Interobserver variation in the measurements of peripapillary atrophy in glaucoma.
Tuulonen A, Jonas J B, Välimäki S, Alanko H I, Airaksinen P J
AI Summary
This study found that while zone beta peripapillary atrophy measurements were reproducible, they held limited clinical usefulness for recognizing or tracking glaucoma progression.
Abstract
Purpose
The purpose of this retrospective study is to compare the measurements of intrapapillary and peripapillary parameters between two observers and test the usefulness of measuring different types of crescents.
Methods
Optic disc photographs of 23 eyes of 23 patients with glaucoma and 23 age-matched normal eyes were measured in Oulu and in Erlangen using manual planimetric techniques.

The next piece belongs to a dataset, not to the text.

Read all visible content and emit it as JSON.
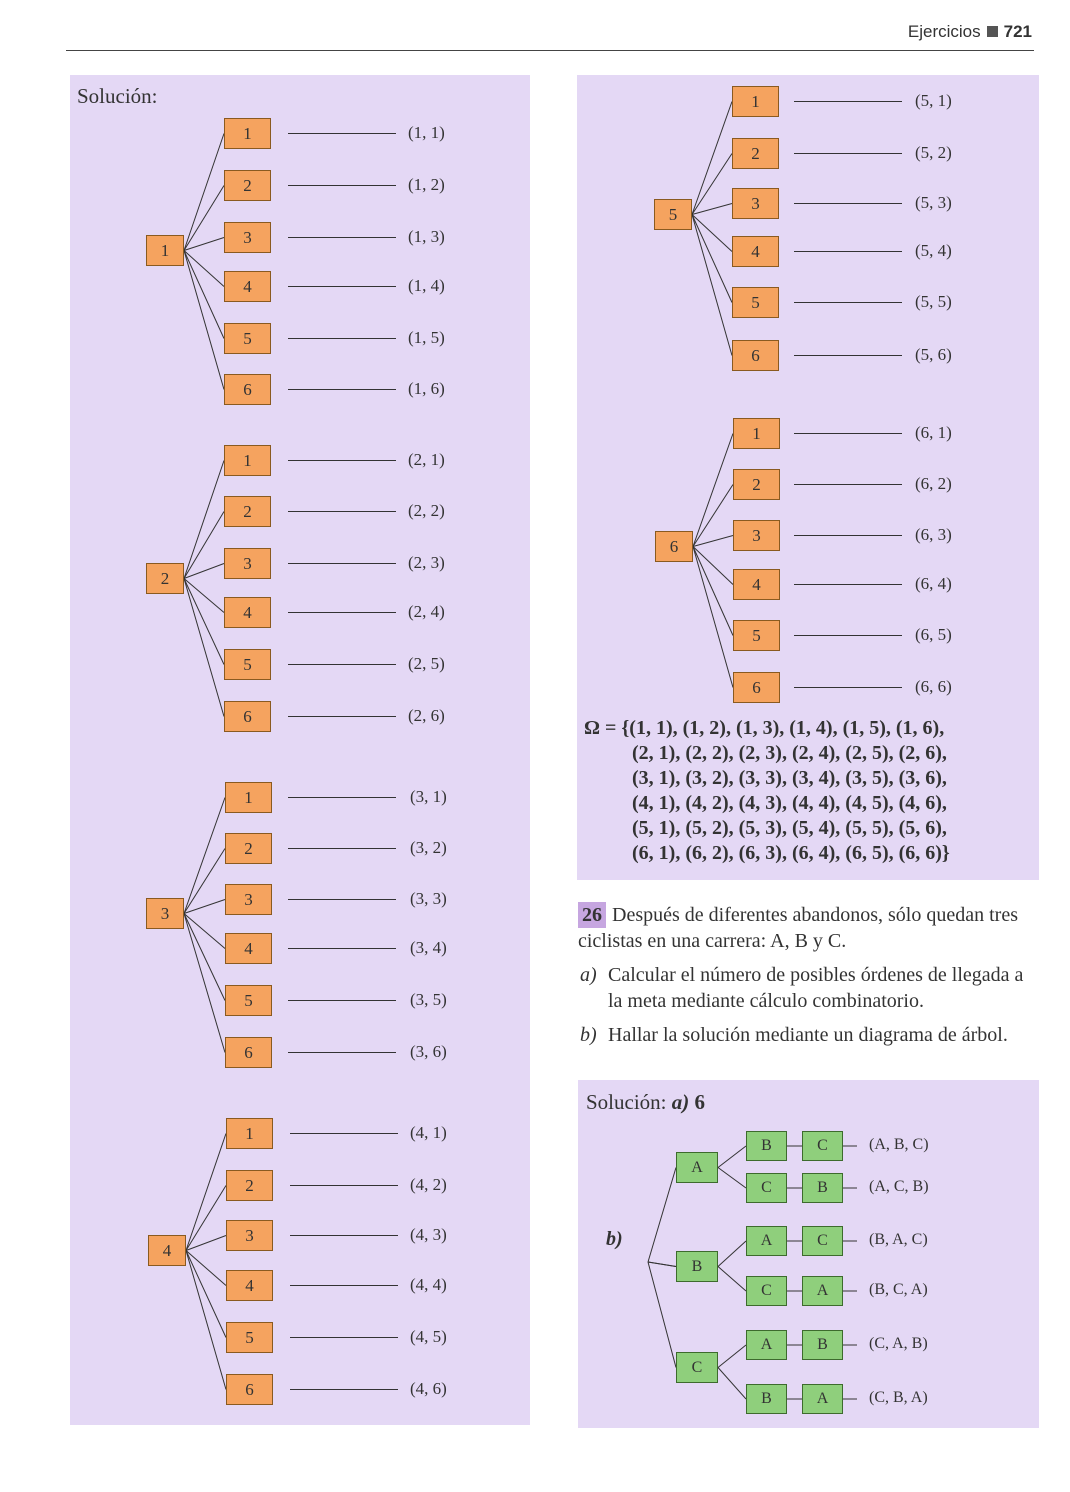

The authors measured the following magnification corrected intrapapillary and peripapillary areas: optic disc, neuroretinal rim, cup: disc area ratio, scleral ring, central (zone beta), and peripheral peripapillary atrophy (zone alpha). Twenty-one patients with glaucoma had a follow-up of 3.2 years (range, 1.1-4.7 years), and follow-up for 19 control eyes was 3.7 years (range, 2.5-5.9 years). The measurements were performed in a masked fashion for the diagnosis and temporal sequence of the photographs.
Results
Central peripapillary atrophy (zone beta) was statistically significantly largest in primary open-angle glaucoma in both centers (Oulu, P=0.003; Erlangen, P=0.004), whereas normal and exfoliative eyes did not differ significantly from each other. The results for peripheral peripapillary atrophy (zone alpha) and scleral ring were less consistent. Despite statistically significant interobserver correlations ranging from r=0.30 (scleral ring area; P=0.0472) to r=0.97 (optic disc area; P=0.0001), the means of all parameters, except for zone alpha and beta, differed statistically significantly between the two observers.
Conclusions
The central peripapillary atrophy, or zone beta, is the most reproducible parameter when measuring peripapillary atrophy in glaucoma. Nonetheless, its measurement is of limited usefulness in the recognition of glaucoma or progression of glaucomatous nerve damage.